SAVING LARGE MAMMALS

Our large vertebrates like tigers, elephants, lion tailed macaques, king cobras, great hornbills, great Indian bustards are all flagship species of our bio-diversity.  They represent and indicate the quality of our natural landscapes.  These apex indicator species are like warning lamps that indicate how healthy natural landscapes continue to remain in the face of our onslaught.  Their survival is as useful to us as the oil-pressure lamp on the dashboard of a car or the battery life indicator on a laptop computer. 

   

Some forms of biodiversity (soil bacteria, fungi, crows, rats, jackals) can survive on intensively human dominated landscapes.  Other forms of biodiversity may need more natural landscapes to survive but can still withstand intensive disturbances (wild pigs, toddy cats).  But preserving viable populations, communities and landscapes of apex species is the key to saving critical eco-systems.

These large bodied indicator species need large tracts of well-protected habitats for their survival in terms of their diet and home ranges.  Their sheer size demands greater amounts and variety of food and these animals therefore need to traverse larger home ranges.  For example jackals are known to subsist right in the heart of Bangalore city feeding on smaller prey like rats, birds and also on garbage dumps.  But an adult elephant whose home range spreads over 26,500 ha (Desai 1991) will not survive even in small-protected forests, let alone Bangalore city. 

A carnivorous diet further accentuates this need for wide ranging behavior among large vertebrates.  To survive and reproduce, a single tiger may need a prey base of about 400 deer-sized animals (Karanth 1998) in a year.  A home range supporting such a prey base may extend to over 15 to 500 square kilometers, depending on prey density. 

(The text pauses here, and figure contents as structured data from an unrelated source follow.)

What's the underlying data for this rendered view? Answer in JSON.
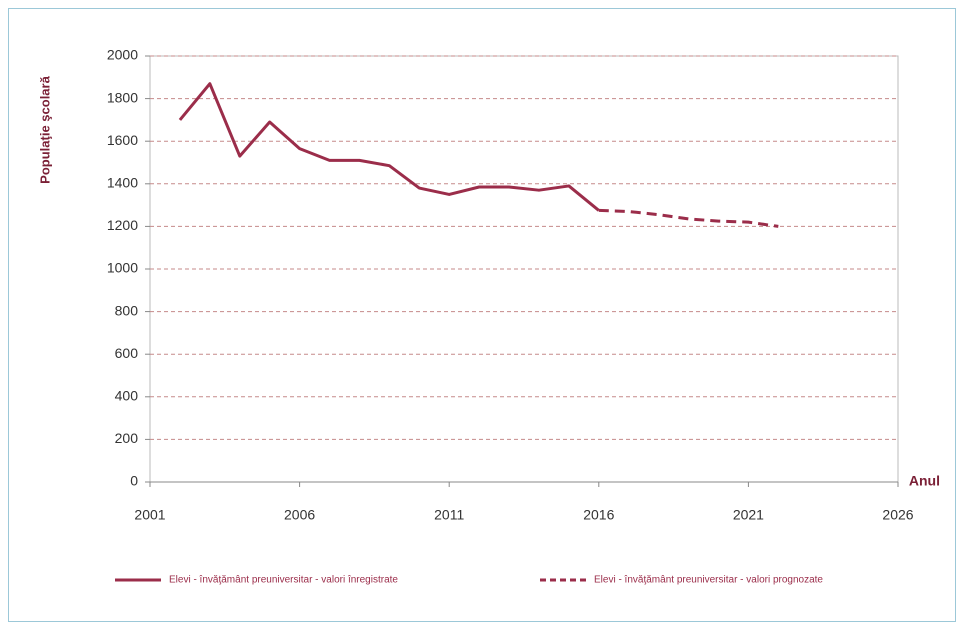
{
  "chart_data": {
    "type": "line",
    "y_label": "Populaţie şcolară",
    "x_label": "Anul",
    "x": [
      2002,
      2003,
      2004,
      2005,
      2006,
      2007,
      2008,
      2009,
      2010,
      2011,
      2012,
      2013,
      2014,
      2015,
      2016,
      2017,
      2018,
      2019,
      2020,
      2021,
      2022
    ],
    "series": [
      {
        "name": "Elevi - învăţământ preuniversitar - valori înregistrate",
        "color": "#9b2d4a",
        "dashed": false,
        "values": [
          1700,
          1870,
          1530,
          1690,
          1565,
          1510,
          1510,
          1485,
          1380,
          1350,
          1385,
          1385,
          1370,
          1390,
          1275,
          null,
          null,
          null,
          null,
          null,
          null
        ]
      },
      {
        "name": "Elevi - învăţământ preuniversitar - valori prognozate",
        "color": "#9b2d4a",
        "dashed": true,
        "values": [
          null,
          null,
          null,
          null,
          null,
          null,
          null,
          null,
          null,
          null,
          null,
          null,
          null,
          null,
          1275,
          1270,
          1255,
          1235,
          1225,
          1220,
          1200
        ]
      }
    ],
    "xlim": [
      2001,
      2026
    ],
    "xticks": [
      2001,
      2006,
      2011,
      2016,
      2021,
      2026
    ],
    "ylim": [
      0,
      2000
    ],
    "yticks": [
      0,
      200,
      400,
      600,
      800,
      1000,
      1200,
      1400,
      1600,
      1800,
      2000
    ],
    "grid": true
  }
}
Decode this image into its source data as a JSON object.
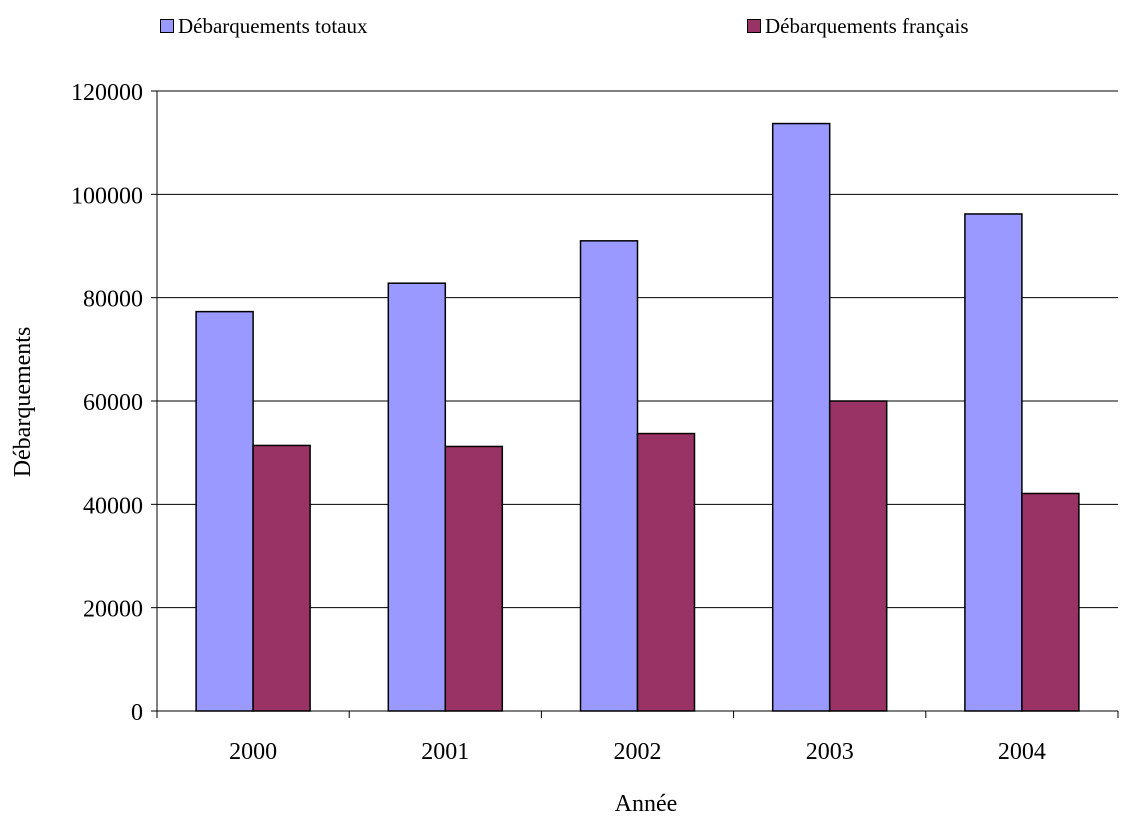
{
  "legend": {
    "total_label": "Débarquements totaux",
    "french_label": "Débarquements français"
  },
  "colors": {
    "total": "#9999ff",
    "french": "#993366",
    "gridline": "#000000",
    "axis": "#000000"
  },
  "chart_data": {
    "type": "bar",
    "title": "",
    "xlabel": "Année",
    "ylabel": "Débarquements",
    "categories": [
      "2000",
      "2001",
      "2002",
      "2003",
      "2004"
    ],
    "ylim": [
      0,
      120000
    ],
    "yticks": [
      0,
      20000,
      40000,
      60000,
      80000,
      100000,
      120000
    ],
    "series": [
      {
        "name": "Débarquements totaux",
        "values": [
          77300,
          82800,
          91000,
          113700,
          96200
        ]
      },
      {
        "name": "Débarquements français",
        "values": [
          51400,
          51200,
          53700,
          60000,
          42100
        ]
      }
    ],
    "grid": true,
    "legend_position": "top"
  }
}
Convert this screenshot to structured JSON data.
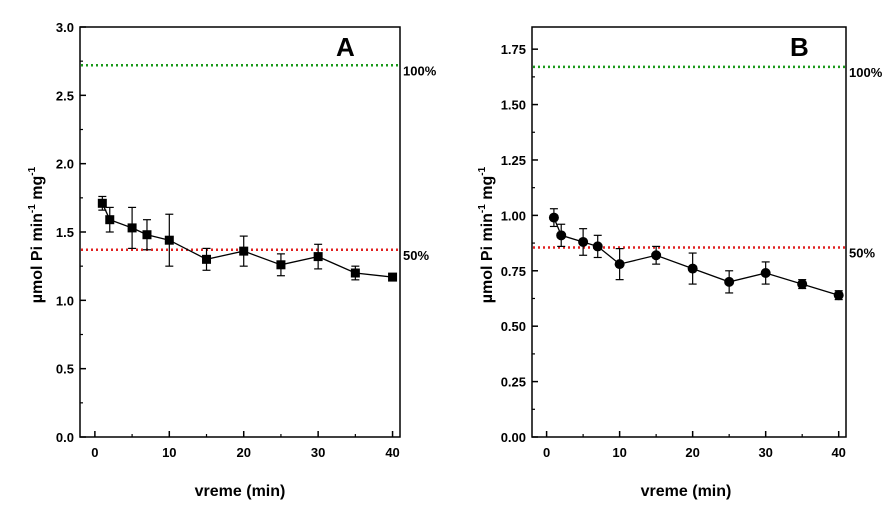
{
  "chart_data": [
    {
      "type": "line",
      "panel_label": "A",
      "xlabel": "vreme (min)",
      "ylabel": {
        "base": "µmol Pi min",
        "sup1": "-1",
        "mid": " mg",
        "sup2": "-1"
      },
      "xlim": [
        -2,
        41
      ],
      "ylim": [
        0,
        3.0
      ],
      "x_ticks": [
        0,
        10,
        20,
        30,
        40
      ],
      "y_ticks": [
        0.0,
        0.5,
        1.0,
        1.5,
        2.0,
        2.5,
        3.0
      ],
      "y_tick_labels": [
        "0.0",
        "0.5",
        "1.0",
        "1.5",
        "2.0",
        "2.5",
        "3.0"
      ],
      "marker": "square",
      "series": [
        {
          "x": [
            1,
            2,
            5,
            7,
            10,
            15,
            20,
            25,
            30,
            35,
            40
          ],
          "y": [
            1.71,
            1.59,
            1.53,
            1.48,
            1.44,
            1.3,
            1.36,
            1.26,
            1.32,
            1.2,
            1.17
          ],
          "error": [
            0.05,
            0.09,
            0.15,
            0.11,
            0.19,
            0.08,
            0.11,
            0.08,
            0.09,
            0.05,
            0.02
          ]
        }
      ],
      "reference_lines": [
        {
          "y": 2.72,
          "label": "100%",
          "color": "#1a9a1a"
        },
        {
          "y": 1.37,
          "label": "50%",
          "color": "#e02020"
        }
      ]
    },
    {
      "type": "line",
      "panel_label": "B",
      "xlabel": "vreme (min)",
      "ylabel": {
        "base": "µmol Pi min",
        "sup1": "-1",
        "mid": " mg",
        "sup2": "-1"
      },
      "xlim": [
        -2,
        41
      ],
      "ylim": [
        0,
        1.85
      ],
      "x_ticks": [
        0,
        10,
        20,
        30,
        40
      ],
      "y_ticks": [
        0.0,
        0.25,
        0.5,
        0.75,
        1.0,
        1.25,
        1.5,
        1.75
      ],
      "y_tick_labels": [
        "0.00",
        "0.25",
        "0.50",
        "0.75",
        "1.00",
        "1.25",
        "1.50",
        "1.75"
      ],
      "marker": "circle",
      "series": [
        {
          "x": [
            1,
            2,
            5,
            7,
            10,
            15,
            20,
            25,
            30,
            35,
            40
          ],
          "y": [
            0.99,
            0.91,
            0.88,
            0.86,
            0.78,
            0.82,
            0.76,
            0.7,
            0.74,
            0.69,
            0.64
          ],
          "error": [
            0.04,
            0.05,
            0.06,
            0.05,
            0.07,
            0.04,
            0.07,
            0.05,
            0.05,
            0.02,
            0.02
          ]
        }
      ],
      "reference_lines": [
        {
          "y": 1.67,
          "label": "100%",
          "color": "#1a9a1a"
        },
        {
          "y": 0.855,
          "label": "50%",
          "color": "#e02020"
        }
      ]
    }
  ]
}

Landscape species like elephants and tigers, therefore, live at relatively low densities.  To ensure survival and reproduction of these niche specialist species relatively extensive, undisturbed landscapes are needed.  Not all extinction-prone species are large, wide-ranging or carnivorous.  Many occupy narrowly defined ecological niches.  The lion tailed macaques and great hornbills of the Western Ghats have critical needs for food obtained from rainforest trees or lianas, and they shelter in old growth tall timber.  These niche specialist wildlife cannot shift their ranges elsewhere.  So, these landscape, flagship, large bodied species are ideal barometers to analyze the problems and success of ‘wildlife conservation’.